To assist with voluntarily returning system loans, it is also proposed that the ability be added to indicate when reserving a system manually that the loan should also be returned when the reservation is returned.
Proposal deferral¶
Further work on this proposal is currently deferred, as the remote API improvements in Beaker 0.15 now allow greater control of Beaker systems from external services, and the ability to force recipe execution on Manual systems in Beaker 0.17 will further enhance that capability.
This proposal needs to be reassessed after further experience has been gained with the impact of those changes.
Recipe independent watchdog timers¶
A new “expiry_time” attribute will be added to reservation records.
The existing “kill_time” attribute on external watchdog records will be replaced with a reference to the appropriate reservation.
For reservations made through the job scheduler, very little will change.
Wherever the kill time for the watchdog would previously have been set or
modified, the expiry time on the reservation will be updated instead. The
details of the currently running task and subtask will still be recorded
on the watchdog and the beaker-watchdog
daemon on the lab controller
will still be responsible for monitoring for an expired watchdog and
aborting the recipe as appropriate.
For reservations made directly through the web UI, the web UI will be updated to allow specification of a duration when taking the system. The default will continue to be no time limit, but if a time limit is requested, then the default will be 24 hours (configurable as a global Beaker server setting). If a time limit is requested, then the reservation expiry date will be set appropriately.

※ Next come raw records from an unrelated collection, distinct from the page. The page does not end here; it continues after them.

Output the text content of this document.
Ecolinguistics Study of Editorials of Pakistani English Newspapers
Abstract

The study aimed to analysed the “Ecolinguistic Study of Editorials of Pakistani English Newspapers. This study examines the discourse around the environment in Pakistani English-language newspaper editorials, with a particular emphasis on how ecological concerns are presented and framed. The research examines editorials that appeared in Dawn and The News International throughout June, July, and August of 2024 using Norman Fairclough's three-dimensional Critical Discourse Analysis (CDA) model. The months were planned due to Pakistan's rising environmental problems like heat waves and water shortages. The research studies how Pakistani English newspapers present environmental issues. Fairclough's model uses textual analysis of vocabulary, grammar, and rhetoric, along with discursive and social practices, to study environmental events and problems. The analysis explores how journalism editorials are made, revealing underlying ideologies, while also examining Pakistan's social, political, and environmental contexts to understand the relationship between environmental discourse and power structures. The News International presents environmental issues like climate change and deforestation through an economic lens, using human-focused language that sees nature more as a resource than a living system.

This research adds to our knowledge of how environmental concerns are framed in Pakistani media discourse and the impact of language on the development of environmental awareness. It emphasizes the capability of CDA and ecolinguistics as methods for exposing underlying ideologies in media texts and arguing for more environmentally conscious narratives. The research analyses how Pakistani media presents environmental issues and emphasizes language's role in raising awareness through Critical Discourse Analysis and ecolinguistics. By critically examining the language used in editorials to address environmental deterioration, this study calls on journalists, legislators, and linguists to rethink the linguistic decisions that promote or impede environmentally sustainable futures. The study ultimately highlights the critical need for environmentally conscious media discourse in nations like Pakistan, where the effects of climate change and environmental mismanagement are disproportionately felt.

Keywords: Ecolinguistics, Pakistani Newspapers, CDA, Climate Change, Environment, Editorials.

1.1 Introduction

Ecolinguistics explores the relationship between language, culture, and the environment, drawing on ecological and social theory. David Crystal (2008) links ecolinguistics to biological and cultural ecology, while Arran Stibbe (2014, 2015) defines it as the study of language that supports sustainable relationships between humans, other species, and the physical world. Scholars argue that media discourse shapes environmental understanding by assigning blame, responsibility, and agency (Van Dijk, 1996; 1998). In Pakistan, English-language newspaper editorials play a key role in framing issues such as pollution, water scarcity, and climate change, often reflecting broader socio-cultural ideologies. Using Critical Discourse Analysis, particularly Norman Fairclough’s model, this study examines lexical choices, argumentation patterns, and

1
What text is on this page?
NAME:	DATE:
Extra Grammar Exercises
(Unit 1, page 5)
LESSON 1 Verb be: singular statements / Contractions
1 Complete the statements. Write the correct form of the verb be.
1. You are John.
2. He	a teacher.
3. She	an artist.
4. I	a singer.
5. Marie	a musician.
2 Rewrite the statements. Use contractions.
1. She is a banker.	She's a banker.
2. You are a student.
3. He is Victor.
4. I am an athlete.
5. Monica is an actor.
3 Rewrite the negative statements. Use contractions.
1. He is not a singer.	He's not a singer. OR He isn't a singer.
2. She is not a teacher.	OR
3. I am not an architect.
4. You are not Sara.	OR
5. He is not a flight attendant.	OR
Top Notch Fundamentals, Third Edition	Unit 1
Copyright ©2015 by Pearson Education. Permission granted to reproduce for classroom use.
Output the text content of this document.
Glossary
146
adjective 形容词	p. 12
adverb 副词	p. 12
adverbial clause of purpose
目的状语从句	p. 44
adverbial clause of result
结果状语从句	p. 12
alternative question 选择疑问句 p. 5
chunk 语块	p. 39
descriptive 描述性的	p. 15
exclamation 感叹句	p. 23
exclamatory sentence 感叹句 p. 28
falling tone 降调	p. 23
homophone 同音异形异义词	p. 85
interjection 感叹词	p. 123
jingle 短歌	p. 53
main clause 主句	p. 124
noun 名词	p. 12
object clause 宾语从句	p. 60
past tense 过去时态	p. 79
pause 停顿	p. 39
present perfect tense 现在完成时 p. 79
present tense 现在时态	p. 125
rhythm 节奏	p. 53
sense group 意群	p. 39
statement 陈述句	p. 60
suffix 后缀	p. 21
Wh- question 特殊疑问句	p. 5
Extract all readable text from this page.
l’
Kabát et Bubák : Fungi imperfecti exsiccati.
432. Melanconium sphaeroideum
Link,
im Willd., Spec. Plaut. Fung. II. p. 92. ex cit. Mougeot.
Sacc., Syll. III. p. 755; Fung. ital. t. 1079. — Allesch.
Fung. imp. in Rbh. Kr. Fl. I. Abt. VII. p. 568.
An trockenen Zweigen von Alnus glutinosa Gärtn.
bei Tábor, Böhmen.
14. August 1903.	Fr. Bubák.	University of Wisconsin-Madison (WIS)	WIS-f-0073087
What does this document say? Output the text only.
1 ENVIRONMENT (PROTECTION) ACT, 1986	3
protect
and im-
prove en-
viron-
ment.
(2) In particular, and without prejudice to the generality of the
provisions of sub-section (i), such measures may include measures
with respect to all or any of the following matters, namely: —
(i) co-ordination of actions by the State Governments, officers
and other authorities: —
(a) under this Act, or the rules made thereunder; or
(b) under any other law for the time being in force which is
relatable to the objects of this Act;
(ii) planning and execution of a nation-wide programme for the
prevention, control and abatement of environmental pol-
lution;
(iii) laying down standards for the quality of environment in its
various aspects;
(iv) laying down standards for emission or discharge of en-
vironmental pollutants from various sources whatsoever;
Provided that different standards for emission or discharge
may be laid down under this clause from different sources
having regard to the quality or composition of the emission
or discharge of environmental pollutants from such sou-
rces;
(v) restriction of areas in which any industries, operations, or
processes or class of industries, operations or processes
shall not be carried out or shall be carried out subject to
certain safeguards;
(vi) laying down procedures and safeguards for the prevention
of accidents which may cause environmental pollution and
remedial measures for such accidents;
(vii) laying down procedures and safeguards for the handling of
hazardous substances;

While a reservation is active, the reserving user may extend it through the
web UI or the bkr
CLI, as well as using the extendtesttime.sh
script
on the reserved system (if that script is installed, as it is by the
/distribution/reservesys
task).
The reserving user may also return the system early, either by cancelling the
job (for an automatic reservation), or explicitly (for a manual reservation).
The return2beaker.sh
script can also be called from the reserved system
(if that script is installed, as it is by the /distribution/reservesys
task).
While the beaker-watchdog
daemons on the individual lab controllers will
continue to handle reservation expiry for systems executing recipes, the
Beaker scheduling daemon will periodically check for expired manual
reservations and automatically return them.
Automatically returning loans¶
When reserving a system, a user will be able to choose to automatically return a loan. If this option is specified, then when the reservation is returned, the active system loan will also be returned.
As long as the reservation remains in effect, the user with the loan and linked reservation will be able to edit this setting.
This will be stored as a new return_loan
attribute on each reservation.
(also see #651477)
Rejected features¶
- Moving responsibility for watchdog expiry from the lab controller to the main server even for systems in Automated mode (as doing so would break the existing ability to execute watchdog script on the lab controller)
- Removing the watchdog table (as doing so would require more invasive changes that aren’t needed to achieve the aims of this proposal)
- Allowing the now deferred
reservesys
element to be specified at the job level, since it isn’t clear how that would work when recipe sets are run at different times. - Having “onpass” default to false in the now deferred
reservesys element
. While this is desirable in some respects, having different defaults for one of the items is difficult to document clearly.